Monday, October 20, 2008

Swiss Researchers catch up to 1960s

Well, better late than never:

Swiss researchers have demonstrated a variety of ways to eavesdrop on the sensitive messages computer users type by monitoring their wired keyboards. At least 11 models using a wide range of connection types are vulnerable.

The researchers from the Security and Cryptography Laboratory at Ecole Polytechnique Federale de Lausanne are able to capture keystrokes by monitoring the electromagnetic radiation of PS/2, universal serial bus, or laptop keyboards. They've outline four separate attack methods, some that work at a distance of as much as 65 feet from the target.

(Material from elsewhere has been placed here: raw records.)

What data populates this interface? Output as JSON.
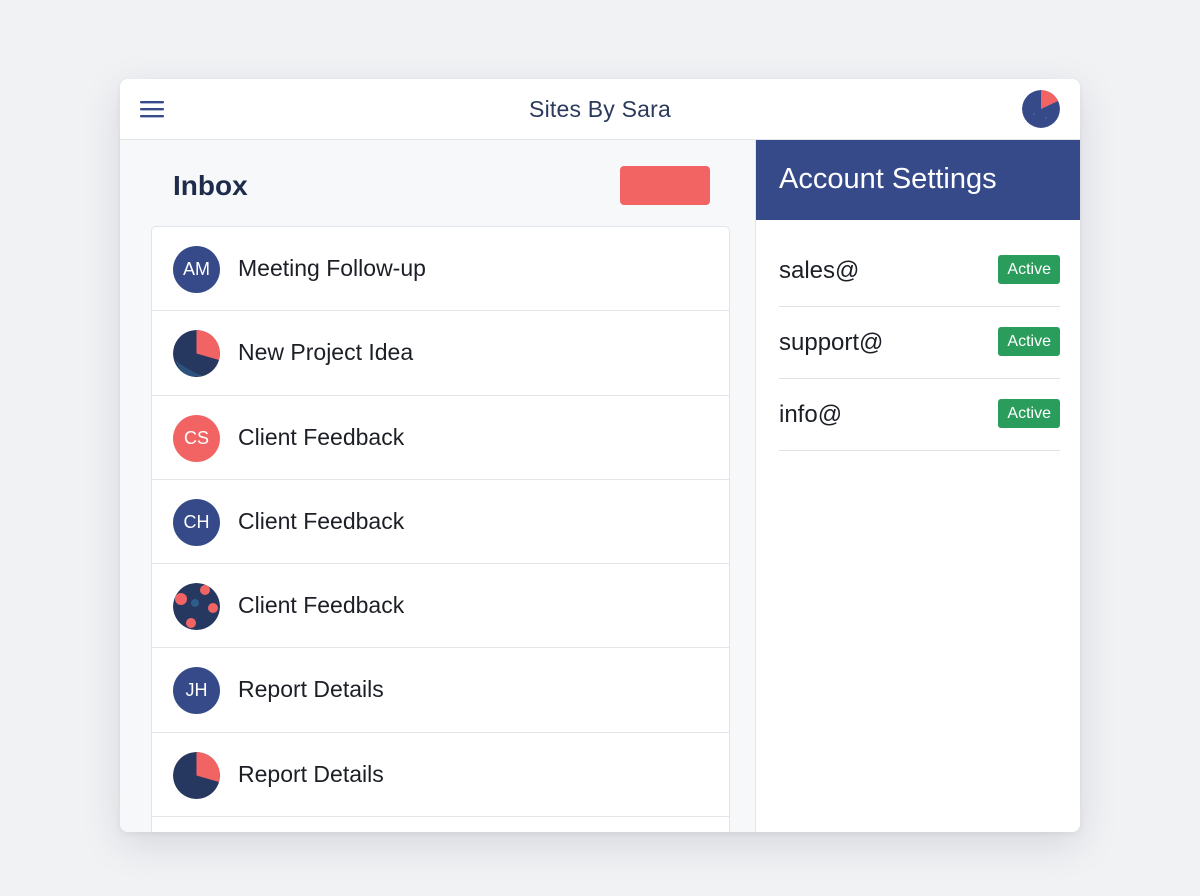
{
  "header": {
    "title": "Sites By Sara",
    "menu_icon": "hamburger-menu-icon",
    "user_avatar_icon": "user-avatar"
  },
  "inbox": {
    "title": "Inbox",
    "compose_button_color": "#f26464",
    "messages": [
      {
        "initials": "AM",
        "subject": "Meeting Follow-up",
        "avatar_color": "#364a8a"
      },
      {
        "initials": "",
        "subject": "New Project Idea",
        "avatar_color": "pattern-navy-coral"
      },
      {
        "initials": "CS",
        "subject": "Client Feedback",
        "avatar_color": "#f26464"
      },
      {
        "initials": "CH",
        "subject": "Client Feedback",
        "avatar_color": "#364a8a"
      },
      {
        "initials": "",
        "subject": "Client Feedback",
        "avatar_color": "pattern-navy-dots"
      },
      {
        "initials": "JH",
        "subject": "Report Details",
        "avatar_color": "#364a8a"
      },
      {
        "initials": "",
        "subject": "Report Details",
        "avatar_color": "pattern-navy-coral"
      }
    ]
  },
  "settings": {
    "title": "Account Settings",
    "accounts": [
      {
        "email": "sales@",
        "status": "Active"
      },
      {
        "email": "support@",
        "status": "Active"
      },
      {
        "email": "info@",
        "status": "Active"
      }
    ]
  },
  "colors": {
    "navy": "#364a8a",
    "coral": "#f26464",
    "active_green": "#2a9d5c",
    "background": "#f1f2f4"
  }
}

The article goes on to quote some "principle security analyst" breathlessly saying that this is "very James Bond." Well, the Sean Connery Bond:
TEMPEST is a codename referring to investigations and studies of compromising emanations (CE). Compromising emanations are defined as unintentional intelligence-bearing signals which, if intercepted and analyzed, may disclose the information transmitted, received, handled, or otherwise processed by any information-processing equipment.

[snip]

The term TEMPEST was coined in the late 60's and early 70's as a codename for the NSA operation to secure electronic communications equipment from potential eavesdroppers[2] and vice versa the ability to intercept and interpret those signals from other sources.
Don't get all excited, I'm not letting any classified cats out of any black bag operations here. TEMPEST has been unclassified since the mid 1980s at least, so the only secret here is why the Swiss researchers weren't in the know.

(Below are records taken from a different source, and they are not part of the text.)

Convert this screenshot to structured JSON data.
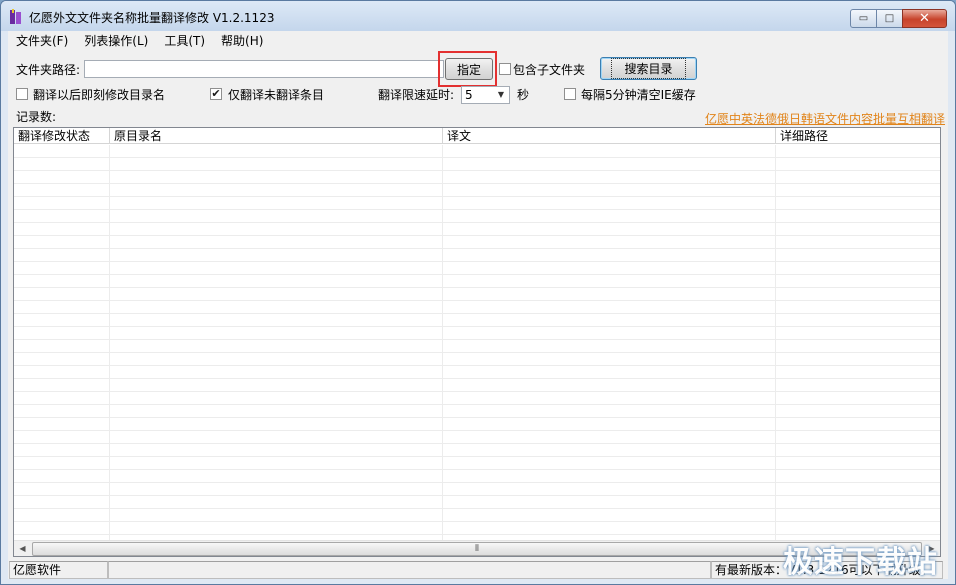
{
  "window": {
    "title": "亿愿外文文件夹名称批量翻译修改 V1.2.1123",
    "minimize_glyph": "▭",
    "maximize_glyph": "□",
    "close_glyph": "✕"
  },
  "menu": {
    "items": [
      "文件夹(F)",
      "列表操作(L)",
      "工具(T)",
      "帮助(H)"
    ]
  },
  "form": {
    "folder_path_label": "文件夹路径:",
    "folder_path_value": "",
    "specify_button": "指定",
    "include_subfolders_label": "包含子文件夹",
    "include_subfolders_checked": false,
    "search_button": "搜索目录",
    "modify_after_translate_label": "翻译以后即刻修改目录名",
    "modify_after_translate_checked": false,
    "only_untranslated_label": "仅翻译未翻译条目",
    "only_untranslated_checked": true,
    "delay_label": "翻译限速延时:",
    "delay_value": "5",
    "delay_unit": "秒",
    "clear_ie_cache_label": "每隔5分钟清空IE缓存",
    "clear_ie_cache_checked": false,
    "record_count_label": "记录数:",
    "promo_link": "亿愿中英法德俄日韩语文件内容批量互相翻译"
  },
  "list": {
    "columns": [
      "翻译修改状态",
      "原目录名",
      "译文",
      "详细路径"
    ],
    "rows": [],
    "scroll_thumb_glyph": "⦀"
  },
  "status": {
    "left": "亿愿软件",
    "right": "有最新版本：V1.3.1216可以下载升级。"
  },
  "watermark": "极速下载站",
  "colors": {
    "link": "#e1841a",
    "highlight_box": "#e33030",
    "close_button": "#c7432b"
  }
}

Does this matter to you? Well, if nobody can get closer than 65 feet to your computer, you're probably OK. And anyone who wants your info enough to drive the TEMPEST collection van through your neighborhood probably has other was to get it.

Especially if you haven't turned WiFi security on.

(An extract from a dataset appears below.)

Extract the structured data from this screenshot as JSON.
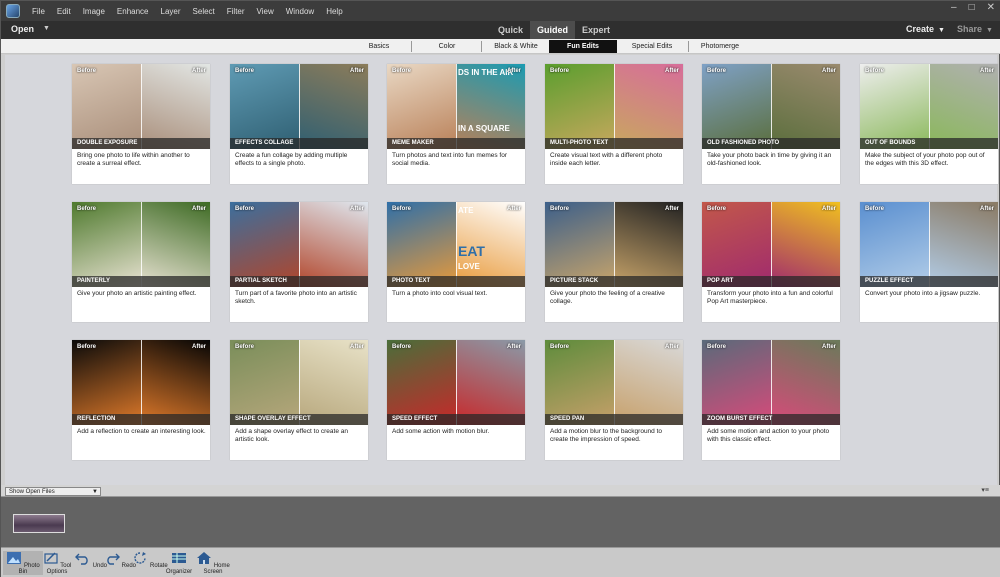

UPDATE 24 October 2008 20:46: Unlike in the past, not only did I beat Insty to the punch, but gave you debunked, not hyped security news. Lord knows that there's plenty of real security news that's bad. OK, this is bad, too, but it's been had for decades. And you should still turn on your WiFi security.

1 comment:

TOTWTYTR said...

I remember reading a book about the British spying on the Russians in the 1950s. They had a device that could read the key strokes on the Russian teletype machines sending message over telephone cables. They then decrypted them.

So, this predates computer technology by 30 or more years.

I think the book was called "Spy Catcher" but I'm not sure.